Now that we have selected our boolean columns, we can use our MissingIndicator to convert these columns to have True or False values.  We do so, we by having the transformer set `t` to True, and all other values to False.

> We can loop through to do this for each of our boolean columns.

In [29]:
from sklearn.impute import MissingIndicator
steps = [([col], MissingIndicator(missing_values = 't')) 
         for col in true_boolean_cols]

And then place these steps in a DataFrameMapper.

In [30]:
from sklearn_pandas import DataFrameMapper
boolean_mapper = DataFrameMapper(steps, df_out = True)

In [31]:
bool_df = boolean_mapper.fit_transform(df)

In [32]:
bool_df[:2]

Unnamed: 0,requires_license,host_has_profile_pic,require_guest_profile_picture,require_guest_phone_verification,host_is_superhost,is_location_exact,instant_bookable,host_identity_verified
0,True,True,False,False,False,False,True,True
1,True,True,False,False,False,True,True,True


Then we can update our dataframe.

In [35]:
df.loc[:, bool_df.columns] = bool_df

In [36]:
df.to_feather('./listings_coerced_bools.feather')
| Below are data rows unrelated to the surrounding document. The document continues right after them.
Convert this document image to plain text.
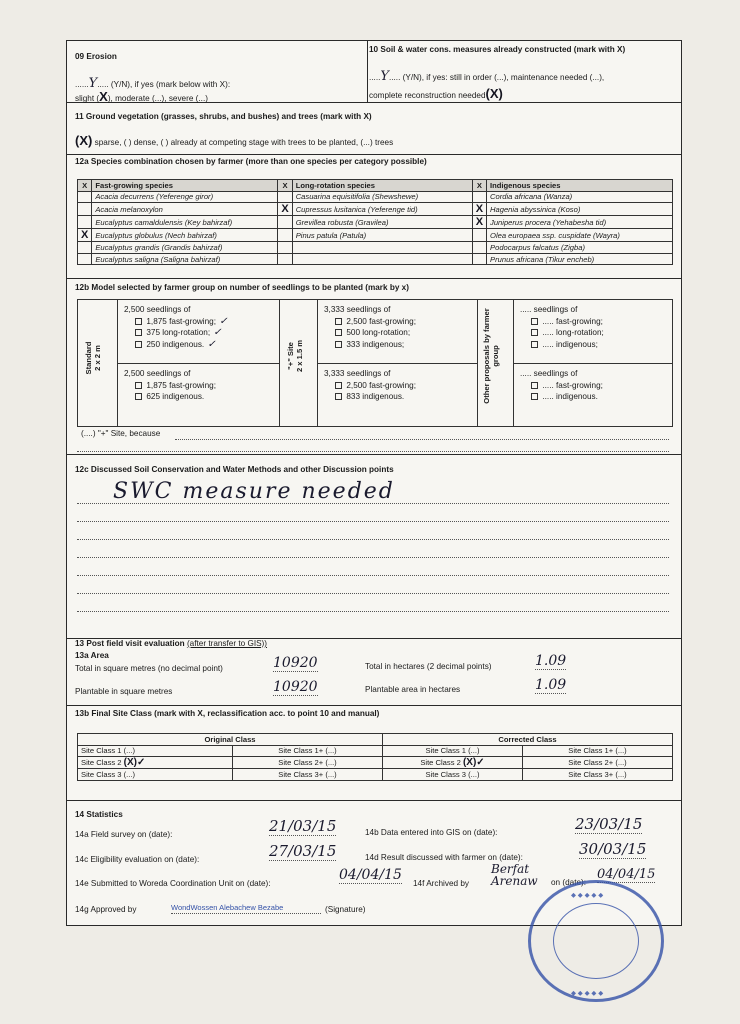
09 Erosion
......Y..... (Y/N), if yes (mark below with X):
slight (X), moderate (...), severe (...)
10 Soil & water cons. measures already constructed (mark with X)
.....Y..... (Y/N), if yes: still in order (...), maintenance needed (...),
complete reconstruction needed(X)
11 Ground vegetation (grasses, shrubs, and bushes) and trees (mark with X)
(X) sparse, ( ) dense, ( ) already at competing stage with trees to be planted, (...) trees
12a Species combination chosen by farmer (more than one species per category possible)
X	Fast-growing species	X	Long-rotation species	X	Indigenous species
	Acacia decurrens (Yeferenge giror)		Casuarina equisitifolia (Shewshewe)		Cordia africana (Wanza)
	Acacia melanoxylon	X	Cupressus lusitanica (Yeferenge tid)	X	Hagenia abyssinica (Koso)
	Eucalyptus camaldulensis (Key bahirzaf)		Grevillea robusta (Gravilea)	X	Juniperus procera (Yehabesha tid)
X	Eucalyptus globulus (Nech bahirzaf)		Pinus patula (Patula)		Olea europaea ssp. cuspidate (Wayra)
	Eucalyptus grandis (Grandis bahirzaf)				Podocarpus falcatus (Zigba)
	Eucalyptus saligna (Saligna bahirzaf)				Prunus africana (Tikur encheb)
12b Model selected by farmer group on number of seedlings to be planted (mark by x)
Standard
2 x 2 m	"+" Site
2 x 1.5 m	Other proposals by farmer group
2,500 seedlings of
1,875 fast-growing; ✓
375 long-rotation; ✓
250 indigenous. ✓
2,500 seedlings of
1,875 fast-growing;
625 indigenous.
3,333 seedlings of
2,500 fast-growing;
500 long-rotation;
333 indigenous;
3,333 seedlings of
2,500 fast-growing;
833 indigenous.
..... seedlings of
..... fast-growing;
..... long-rotation;
..... indigenous;
..... seedlings of
..... fast-growing;
..... indigenous.
(....) "+" Site, because
12c Discussed Soil Conservation and Water Methods and other Discussion points
SWC measure needed
13 Post field visit evaluation (after transfer to GIS))
13a Area
Total in square metres (no decimal point)	10920	Total in hectares (2 decimal points)	1.09
Plantable in square metres	10920	Plantable area in hectares	1.09
13b Final Site Class (mark with X, reclassification acc. to point 10 and manual)
Original Class		Corrected Class	
Site Class 1 (...)	Site Class 1+ (...)	Site Class 1 (...)	Site Class 1+ (...)
Site Class 2 (X)✓	Site Class 2+ (...)	Site Class 2 (X)✓	Site Class 2+ (...)
Site Class 3 (...)	Site Class 3+ (...)	Site Class 3 (...)	Site Class 3+ (...)
14 Statistics
14a Field survey on (date):	21/03/15	14b Data entered into GIS on (date):	23/03/15
14c Eligibility evaluation on (date):	27/03/15	14d Result discussed with farmer on (date):	30/03/15
14e Submitted to Woreda Coordination Unit on (date):
04/04/15
14f Archived by
Berfat Arenaw	on (date):
04/04/15
14g Approved by	WondWossen Alebachew Bezabe	(Signature)
◆ ◆ ◆ ◆ ◆
◆ ◆ ◆ ◆ ◆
Then we can use numpy to identify our remaining potential_cat columns that we should coerce.

In [33]:
import numpy as np
remaining_cat_cols = np.setdiff1d(potential_cat.columns, bool_df.columns)

remaining_cat_cols

array(['bed_type', 'calendar_updated', 'cancellation_policy', 'city',
       'host_location', 'host_name', 'host_neighbourhood',
       'host_response_time', 'host_verifications', 'market',
       'monthly_price', 'neighbourhood', 'neighbourhood_cleansed',
       'neighbourhood_group_cleansed', 'property_type', 'room_type',
       'smart_location', 'state', 'street', 'weekly_price', 'zipcode'],
      dtype=object)

### Summary

In this lesson, we were introduced to some of the methods for handling boolean and categorical data.  We saw that we identified our categorical columns by looking at the percent different.  If not a large percent of a column's values are different, it is likely categorical or boolean.  We then used our `summarize_cats` method to view the top values in each of the columns, along with how often they occur.
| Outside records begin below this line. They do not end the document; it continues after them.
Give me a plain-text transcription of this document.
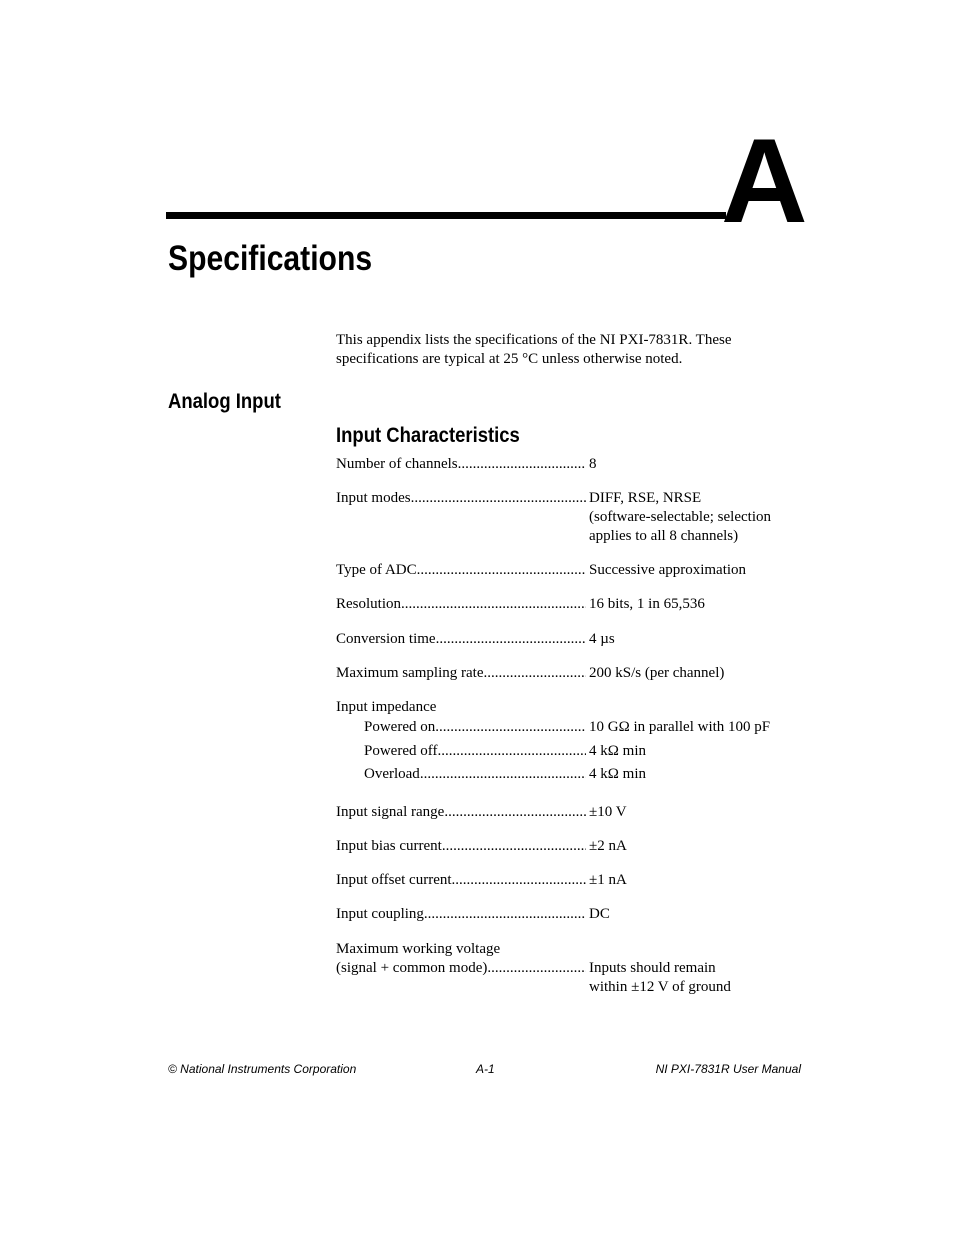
A
Specifications

This appendix lists the specifications of the NI PXI-7831R. These specifications are typical at 25 °C unless otherwise noted.

Analog Input
Input Characteristics
Number of channels .....	8
Input modes .....	DIFF, RSE, NRSE
(software-selectable; selection
applies to all 8 channels)
Type of ADC .....	Successive approximation
Resolution .....	16 bits, 1 in 65,536
Conversion time .....	4 µs
Maximum sampling rate .....	200 kS/s (per channel)
Input impedance
Powered on .....	10 GΩ in parallel with 100 pF
Powered off .....	4 kΩ min
Overload .....	4 kΩ min
Input signal range .....	±10 V
Input bias current .....	±2 nA
Input offset current .....	±1 nA
Input coupling .....	DC
Maximum working voltage
(signal + common mode) .....	Inputs should remain
within ±12 V of ground
© National Instruments Corporation	A-1	NI PXI-7831R User Manual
Finally, we used the `MissingImputer` to convert values in almost boolean columns to True and False values.

In [59]:
import numpy as np
def summarize_counts(df):
    frequencies = np.array([df[column].value_counts(normalize=True).values[0] for column in df]).reshape(-1, 1)
    columns = df.columns.to_numpy().reshape(-1, 1)
    top_values = np.array([df[column].value_counts(normalize=True).index[0] for column in df]).reshape(-1, 1)
    summarize = np.hstack((columns, frequencies, top_values))
    return summarize[summarize[:,1].argsort()[::-1]]

In [60]:
summary = summarize_counts(potential_cat)